14. The kit of any of claims 9-13 wherein the vaccine comprises or encodes a bacterial, viral, or fungal antigen.

15. A method of generating an immune response in a subject comprising administering to the subject the adjuvant composition of any of claims 2-8.

16. The method of claim 15 wherein the composition is administered by the intradermal route.

17. The method of claim 15 or 16 wherein the immune response is in the mucosa of the subject.

18. The method of any of claims 15-17 wherein the immune response is pan- mucosal immunity.

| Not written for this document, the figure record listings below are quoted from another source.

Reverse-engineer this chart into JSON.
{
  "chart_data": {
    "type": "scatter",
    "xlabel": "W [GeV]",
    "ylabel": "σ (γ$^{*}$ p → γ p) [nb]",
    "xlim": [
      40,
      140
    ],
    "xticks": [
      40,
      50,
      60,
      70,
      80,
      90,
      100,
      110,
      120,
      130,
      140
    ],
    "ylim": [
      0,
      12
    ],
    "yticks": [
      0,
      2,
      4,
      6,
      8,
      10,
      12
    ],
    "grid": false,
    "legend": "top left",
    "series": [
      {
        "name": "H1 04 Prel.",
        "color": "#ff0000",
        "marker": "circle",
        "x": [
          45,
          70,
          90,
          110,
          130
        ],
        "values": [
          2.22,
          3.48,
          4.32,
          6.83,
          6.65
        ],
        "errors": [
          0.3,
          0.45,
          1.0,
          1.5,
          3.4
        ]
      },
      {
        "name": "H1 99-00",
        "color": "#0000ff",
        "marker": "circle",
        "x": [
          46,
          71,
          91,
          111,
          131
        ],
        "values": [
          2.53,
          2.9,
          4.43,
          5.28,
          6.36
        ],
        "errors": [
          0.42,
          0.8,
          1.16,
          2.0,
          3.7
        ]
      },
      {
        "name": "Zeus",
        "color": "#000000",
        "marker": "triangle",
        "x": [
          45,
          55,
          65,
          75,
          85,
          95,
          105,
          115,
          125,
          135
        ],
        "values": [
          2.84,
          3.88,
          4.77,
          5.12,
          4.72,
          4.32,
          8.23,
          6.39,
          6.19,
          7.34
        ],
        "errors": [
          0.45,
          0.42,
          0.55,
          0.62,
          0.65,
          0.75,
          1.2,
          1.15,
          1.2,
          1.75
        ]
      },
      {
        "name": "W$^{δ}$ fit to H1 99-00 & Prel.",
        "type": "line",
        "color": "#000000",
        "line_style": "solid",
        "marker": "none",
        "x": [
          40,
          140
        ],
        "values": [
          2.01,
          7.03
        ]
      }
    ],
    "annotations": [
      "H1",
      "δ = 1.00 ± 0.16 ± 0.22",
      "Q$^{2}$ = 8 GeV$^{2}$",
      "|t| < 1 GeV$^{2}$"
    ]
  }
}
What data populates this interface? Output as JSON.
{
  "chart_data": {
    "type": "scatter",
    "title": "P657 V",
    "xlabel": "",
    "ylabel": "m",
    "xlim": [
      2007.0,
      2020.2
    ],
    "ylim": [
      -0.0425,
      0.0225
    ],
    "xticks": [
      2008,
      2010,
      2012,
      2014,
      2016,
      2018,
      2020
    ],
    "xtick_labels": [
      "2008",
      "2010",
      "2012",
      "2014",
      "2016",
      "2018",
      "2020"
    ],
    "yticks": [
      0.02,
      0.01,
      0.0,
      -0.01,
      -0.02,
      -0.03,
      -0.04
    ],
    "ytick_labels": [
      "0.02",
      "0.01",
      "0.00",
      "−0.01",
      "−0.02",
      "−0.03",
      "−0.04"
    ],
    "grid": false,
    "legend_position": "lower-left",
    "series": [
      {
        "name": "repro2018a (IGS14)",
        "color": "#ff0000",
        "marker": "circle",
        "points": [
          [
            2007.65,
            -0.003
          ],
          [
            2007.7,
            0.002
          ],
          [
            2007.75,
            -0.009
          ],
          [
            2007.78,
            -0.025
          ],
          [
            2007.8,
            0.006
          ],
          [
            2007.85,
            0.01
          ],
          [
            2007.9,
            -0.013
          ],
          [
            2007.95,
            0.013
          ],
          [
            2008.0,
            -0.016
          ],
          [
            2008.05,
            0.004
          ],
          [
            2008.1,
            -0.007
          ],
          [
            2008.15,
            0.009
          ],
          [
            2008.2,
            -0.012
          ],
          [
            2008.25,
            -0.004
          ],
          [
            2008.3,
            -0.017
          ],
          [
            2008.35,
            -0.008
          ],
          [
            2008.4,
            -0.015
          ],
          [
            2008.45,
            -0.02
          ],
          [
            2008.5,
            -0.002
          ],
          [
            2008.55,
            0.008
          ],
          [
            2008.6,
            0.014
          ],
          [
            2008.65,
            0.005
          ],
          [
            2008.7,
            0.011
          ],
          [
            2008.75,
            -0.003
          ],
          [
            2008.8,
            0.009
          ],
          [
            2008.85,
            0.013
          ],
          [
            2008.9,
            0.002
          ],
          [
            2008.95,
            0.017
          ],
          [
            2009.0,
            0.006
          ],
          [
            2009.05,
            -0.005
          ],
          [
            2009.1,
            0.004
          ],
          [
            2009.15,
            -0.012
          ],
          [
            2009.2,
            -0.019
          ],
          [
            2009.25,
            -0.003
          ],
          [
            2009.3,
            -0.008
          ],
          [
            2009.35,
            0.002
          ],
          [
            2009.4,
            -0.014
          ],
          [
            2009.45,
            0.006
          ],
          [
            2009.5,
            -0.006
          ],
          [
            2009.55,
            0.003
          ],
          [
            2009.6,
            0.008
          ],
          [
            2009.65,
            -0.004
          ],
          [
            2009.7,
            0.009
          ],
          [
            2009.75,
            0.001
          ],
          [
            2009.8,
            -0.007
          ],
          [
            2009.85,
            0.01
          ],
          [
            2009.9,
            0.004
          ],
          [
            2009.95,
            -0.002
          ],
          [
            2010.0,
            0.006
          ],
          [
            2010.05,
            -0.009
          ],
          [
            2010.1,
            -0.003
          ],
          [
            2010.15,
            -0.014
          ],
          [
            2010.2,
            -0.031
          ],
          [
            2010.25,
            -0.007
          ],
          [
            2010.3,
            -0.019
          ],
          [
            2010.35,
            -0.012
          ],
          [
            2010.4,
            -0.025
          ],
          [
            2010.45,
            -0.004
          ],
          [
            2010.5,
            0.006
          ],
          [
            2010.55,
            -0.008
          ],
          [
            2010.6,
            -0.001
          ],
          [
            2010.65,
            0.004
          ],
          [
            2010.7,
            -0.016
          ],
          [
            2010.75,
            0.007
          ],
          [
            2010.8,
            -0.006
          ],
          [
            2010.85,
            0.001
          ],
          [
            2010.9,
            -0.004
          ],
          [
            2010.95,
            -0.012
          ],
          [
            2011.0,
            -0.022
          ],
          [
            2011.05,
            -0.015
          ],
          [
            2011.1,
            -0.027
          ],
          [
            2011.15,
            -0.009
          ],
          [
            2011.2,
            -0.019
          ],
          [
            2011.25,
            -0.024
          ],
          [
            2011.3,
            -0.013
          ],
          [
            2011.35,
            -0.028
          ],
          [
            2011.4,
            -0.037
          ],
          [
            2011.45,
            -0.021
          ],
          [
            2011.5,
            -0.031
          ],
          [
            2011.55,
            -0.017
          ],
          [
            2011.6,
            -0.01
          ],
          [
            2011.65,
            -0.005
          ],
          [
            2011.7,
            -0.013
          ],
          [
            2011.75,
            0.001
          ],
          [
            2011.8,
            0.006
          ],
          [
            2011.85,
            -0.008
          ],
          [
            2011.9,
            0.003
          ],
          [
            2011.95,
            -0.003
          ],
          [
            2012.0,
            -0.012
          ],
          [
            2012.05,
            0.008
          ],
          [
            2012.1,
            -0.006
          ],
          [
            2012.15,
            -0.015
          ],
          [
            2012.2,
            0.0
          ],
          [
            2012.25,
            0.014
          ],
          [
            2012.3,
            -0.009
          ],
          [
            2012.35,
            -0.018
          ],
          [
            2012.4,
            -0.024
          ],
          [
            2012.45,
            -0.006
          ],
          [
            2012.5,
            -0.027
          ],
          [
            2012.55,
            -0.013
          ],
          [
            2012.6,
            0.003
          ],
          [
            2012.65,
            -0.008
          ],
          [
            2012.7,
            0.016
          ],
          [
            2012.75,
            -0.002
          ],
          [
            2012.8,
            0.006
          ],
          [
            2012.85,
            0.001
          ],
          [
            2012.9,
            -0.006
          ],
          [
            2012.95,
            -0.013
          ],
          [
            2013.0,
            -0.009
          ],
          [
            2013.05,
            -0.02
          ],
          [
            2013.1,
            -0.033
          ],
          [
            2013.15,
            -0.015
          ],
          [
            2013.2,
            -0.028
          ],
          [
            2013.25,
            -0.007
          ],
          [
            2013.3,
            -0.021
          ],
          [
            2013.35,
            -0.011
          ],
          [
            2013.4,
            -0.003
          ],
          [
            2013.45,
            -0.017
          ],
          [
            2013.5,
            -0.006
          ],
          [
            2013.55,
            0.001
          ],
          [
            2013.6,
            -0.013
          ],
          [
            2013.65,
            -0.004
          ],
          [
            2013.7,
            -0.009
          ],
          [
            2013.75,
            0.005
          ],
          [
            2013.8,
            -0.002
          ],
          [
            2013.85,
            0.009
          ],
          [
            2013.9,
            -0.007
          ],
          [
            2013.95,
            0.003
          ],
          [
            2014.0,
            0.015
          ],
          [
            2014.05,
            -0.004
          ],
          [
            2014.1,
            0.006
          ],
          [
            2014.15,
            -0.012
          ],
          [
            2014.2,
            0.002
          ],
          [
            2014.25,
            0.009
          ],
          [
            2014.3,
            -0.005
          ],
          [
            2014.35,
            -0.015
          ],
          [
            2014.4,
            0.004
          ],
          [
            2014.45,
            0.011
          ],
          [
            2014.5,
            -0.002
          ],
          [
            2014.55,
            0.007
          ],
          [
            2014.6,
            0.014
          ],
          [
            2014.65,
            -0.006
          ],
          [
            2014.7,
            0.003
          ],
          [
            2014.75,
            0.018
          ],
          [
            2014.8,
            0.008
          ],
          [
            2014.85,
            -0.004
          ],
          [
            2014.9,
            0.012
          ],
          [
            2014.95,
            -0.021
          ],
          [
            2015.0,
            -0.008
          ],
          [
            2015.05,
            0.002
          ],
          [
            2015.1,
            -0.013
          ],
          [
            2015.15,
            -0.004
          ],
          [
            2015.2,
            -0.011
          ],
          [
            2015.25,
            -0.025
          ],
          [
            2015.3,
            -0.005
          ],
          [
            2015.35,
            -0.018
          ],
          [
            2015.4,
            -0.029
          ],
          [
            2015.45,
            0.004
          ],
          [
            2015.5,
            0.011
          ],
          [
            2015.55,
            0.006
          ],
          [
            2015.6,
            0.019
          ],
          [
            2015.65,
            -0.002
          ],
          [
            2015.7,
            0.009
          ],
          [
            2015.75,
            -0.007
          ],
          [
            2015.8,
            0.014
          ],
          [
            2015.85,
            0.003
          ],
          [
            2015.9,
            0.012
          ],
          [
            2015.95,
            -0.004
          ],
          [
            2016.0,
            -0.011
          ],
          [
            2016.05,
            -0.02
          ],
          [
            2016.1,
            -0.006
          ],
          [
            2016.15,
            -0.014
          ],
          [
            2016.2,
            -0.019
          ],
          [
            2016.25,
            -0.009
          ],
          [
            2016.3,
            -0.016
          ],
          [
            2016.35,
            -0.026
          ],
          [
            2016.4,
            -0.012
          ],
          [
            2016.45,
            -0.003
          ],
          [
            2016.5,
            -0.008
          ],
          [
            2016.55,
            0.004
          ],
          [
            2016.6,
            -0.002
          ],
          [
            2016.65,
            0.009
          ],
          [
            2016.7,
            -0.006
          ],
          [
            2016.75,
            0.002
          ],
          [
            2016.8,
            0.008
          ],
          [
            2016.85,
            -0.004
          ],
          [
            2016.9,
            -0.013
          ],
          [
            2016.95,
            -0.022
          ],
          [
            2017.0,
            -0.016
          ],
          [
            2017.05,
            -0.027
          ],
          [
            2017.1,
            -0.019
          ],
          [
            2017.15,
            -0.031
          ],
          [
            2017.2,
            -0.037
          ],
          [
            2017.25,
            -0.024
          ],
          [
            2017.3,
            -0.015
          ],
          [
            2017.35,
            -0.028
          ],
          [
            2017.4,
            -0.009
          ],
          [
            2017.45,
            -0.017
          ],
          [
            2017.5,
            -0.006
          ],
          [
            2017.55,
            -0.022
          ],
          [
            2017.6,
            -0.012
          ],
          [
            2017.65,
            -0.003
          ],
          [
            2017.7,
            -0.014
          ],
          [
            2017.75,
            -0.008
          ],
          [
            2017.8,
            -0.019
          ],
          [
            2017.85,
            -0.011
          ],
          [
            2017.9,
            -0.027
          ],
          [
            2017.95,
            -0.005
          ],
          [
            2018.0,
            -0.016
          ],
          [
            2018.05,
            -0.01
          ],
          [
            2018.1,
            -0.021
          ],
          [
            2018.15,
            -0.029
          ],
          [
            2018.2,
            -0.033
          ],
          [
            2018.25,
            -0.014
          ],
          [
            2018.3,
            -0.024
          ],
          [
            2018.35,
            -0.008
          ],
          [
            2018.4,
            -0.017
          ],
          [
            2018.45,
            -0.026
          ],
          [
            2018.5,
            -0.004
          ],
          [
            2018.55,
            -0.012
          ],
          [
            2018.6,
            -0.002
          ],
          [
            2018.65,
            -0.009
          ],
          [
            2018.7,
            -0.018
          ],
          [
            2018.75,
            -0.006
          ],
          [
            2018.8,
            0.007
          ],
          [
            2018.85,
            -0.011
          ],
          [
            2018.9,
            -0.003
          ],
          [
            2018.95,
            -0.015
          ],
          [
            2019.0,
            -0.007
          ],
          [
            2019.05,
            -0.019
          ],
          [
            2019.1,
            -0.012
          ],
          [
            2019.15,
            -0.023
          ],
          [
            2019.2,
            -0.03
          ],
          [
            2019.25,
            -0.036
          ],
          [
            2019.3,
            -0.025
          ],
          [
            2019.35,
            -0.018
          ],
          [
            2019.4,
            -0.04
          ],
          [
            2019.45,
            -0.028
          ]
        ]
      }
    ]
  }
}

19. The method of any of claims 15-17 wherein the mucosa is in one or more of the respiratory, digestive and urogenital tracts.

20. The method of any of claims 15-17 and 19 wherein the mucosa is in the eye.

21 . The method of any of claims 15-20 wherein the immune response is a B cell response.

22. The method of any of claims 15-20 wherein the immune response is the generation of CD4+ T cells.

23. The method of any of claims 15-20 wherein the immune response is the generation of CD8+ T cells.

24. The adjuvant composition of claim 2, wherein the vaccine is a vaccine against Chlamydia muridarum.

25. The kit of claim 9, wherein the vaccine is a vaccine against Chlamydia muridarum.

26. The method of claim 15, wherein the immune response is an immune response against Chlamydia muridarum.